Sanatçı hangisini anlatmalı? İdeal yaşamı mı sunmalı bizlere, yoksa var olan gerçek yaşamı mı anlatmalı?
Bu soru daha çok politik ve muhalif sanatçıları ilgilendiriyor. Zira onların büyük bir çelişkileri mevcut. İdealarını anlatarak bir tablo mu çizecekler, yoksa karşı oldukları hakim düzeni yansıtarak onlara meşru bir durum mu kazandıracak? Ya da bir sonraki soru; hakim düzeni yansıtmak bir meşruluk aygıtı mıdır?
2020'lerin 'duyarlı' dünyasında bu soru politik sanatçılardan daha fazlasına yöneltiliyor. Reklam yönetmenleri bile bu sorunun altında artık. Fakat biz şimdilik esas konumuza dönelim.
Agnes Varda, feminist kimliğiyle bilinen bir yönetmen. 1960'lar gibi zor bir dönemde bu kimliğini vurguluyor ve sanatını buna göre icra ediyor. Filmler çekiyor. O filmler uzun yıllar izleniyor. Feminizm gelişiyor. Anlamı kaymıyor belki ama toplumdaki karşılığı değişiyor. Haliyle o dönemin filmleri, yeni kuşaklar tarafından belki de yeteri kadar 'feminist' bulunamayabiliyor.
Oysa ilk kıvılcımı atmak zordur. Le Bonheur, 77 dakikalık süresinin uzun bir bölümünü bir erkek hülyasıyla geçiriyor. Evli ve çocuklu François, mutlu bir hayat yaşamaktadır. İşinde gücündedir. Evini, ailesini sever. Fakat bir gün postanede çalışan bir kadına da aşık olur. "Da" eki mühim. Fransız çapkını jönümüz, hem eşine hem de yeni sevgilisine eşit oranda aşık olduğunu, ikisini de sevdiğini ve ikisini de birbirinden ayırmadığını düşünür. Hatta öyledir de...
Üstelik dürüst davranmaktan da çekinmez. Dürüst davrandığı zaman ise bu mutluluk bir trajediye dönüşür. Kurban hikayedeki kadınlardan biri olur. Erkek ise hayatına devam eder. Yine mutlu mudur?

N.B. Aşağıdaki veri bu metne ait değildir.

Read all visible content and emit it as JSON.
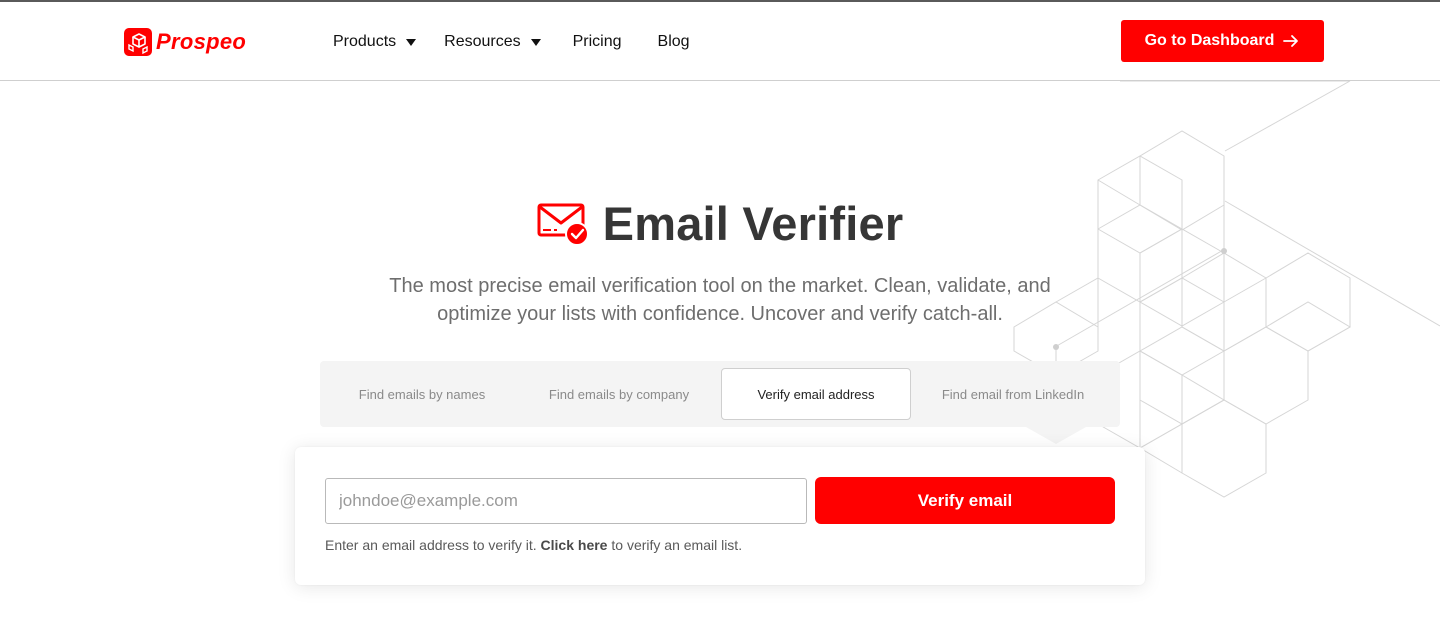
{
  "brand": {
    "name": "Prospeo",
    "accent": "#ff0000"
  },
  "nav": {
    "items": [
      {
        "label": "Products",
        "has_dropdown": true
      },
      {
        "label": "Resources",
        "has_dropdown": true
      },
      {
        "label": "Pricing",
        "has_dropdown": false
      },
      {
        "label": "Blog",
        "has_dropdown": false
      }
    ],
    "cta": {
      "label": "Go to Dashboard",
      "icon": "arrow-right-icon"
    }
  },
  "hero": {
    "icon": "email-verify-icon",
    "title": "Email Verifier",
    "subtitle_line1": "The most precise email verification tool on the market. Clean, validate, and",
    "subtitle_line2": "optimize your lists with confidence. Uncover and verify catch-all."
  },
  "tabs": [
    {
      "label": "Find emails by names",
      "active": false
    },
    {
      "label": "Find emails by company",
      "active": false
    },
    {
      "label": "Verify email address",
      "active": true
    },
    {
      "label": "Find email from LinkedIn",
      "active": false
    }
  ],
  "form": {
    "input_value": "",
    "input_placeholder": "johndoe@example.com",
    "submit_label": "Verify email",
    "helper_before": "Enter an email address to verify it. ",
    "helper_link": "Click here",
    "helper_after": " to verify an email list."
  }
}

Hikayeyi böyle okuyunca "Bu film nasıl feminizme hizmet eder?" diye sorulabilir. Sorulmuş da... Üstelik Varda'nın muhteşem yönetmenliği, izleyiciye güzel görüntüler sunar. Yani trajediyi hissetmekte çok zorlanırız. Fransa kırsalının güzelliği içimizi ısıtır. Yakışıklı adam, hoş kadınlar, sevimli çocuklar ve güzel bir manzara...
Sanki her şey yolundadır. Sanki yönetmen bize çok eşliliği savunuyormuş gibidir. "Demek ki bu model de işleyebiliyor" der gibidir. Üstelik bunu da erkek üzerinden anlatıyordur. Feminizm ile hiç ilişkisi yok gibidir. Fakat son dakikalarda her şey tersine döner...
Spoiler vermeden bu filmi anlatmak biraz zor. Hatta Varda'nın renkleri (kariyerinin ilk renkli filmi) ve görüntüleri kullanmasını görmeden değerlendirmek eksik kalır. Zaten izleyenler bile eksik değerlendirmiş. Zira Varda'nın eril bir hayatı güzellediğini düşünenler çoğunlukta kalmış. Belki de yönetmenin hem karakterleri objektif bir şekilde tasvir edebilmesi hem de fikirlerini sloganlarla film yedirme kolaycılığına kaçmaması bu ters yorumları beraberinde getirmiştir. Belki de yönetmenin işini iyi yaptığının göstergesidir.
Yine de izlerken çok keyif aldığımız, hafızamızın unutulmazları arasına girecek bir film değil. Zaten Francois karakteri sinirimizi bozmaktan geri kalmıyor. Dönemin havasından eksik kalmak da filmden uzaklaşmamıza yol açıyor. Fakat 77 dakikada kafamızda bu kadar soru çıkaran bir film bulmak da her zaman mümkün olmuyor.
O zaman yukarıdaki soruya geri dönelim. Varda politik kimliğini daha fazla açık ederek bir film çekseydi daha mı başarılı olurdu? Mesela erkek ilk andan beri "kötü" mü olmalıydı? Yoksa 'hayatını yaşayan erkek' ile 'kurban kadınları' göstermek ve bunu bir ironiye hizmet etmek için 'mutlu tablolar' ile süslemek; yani gerçeği farklı bir tarzla sunmak onu iktidarın hizmetkarı mı yapar?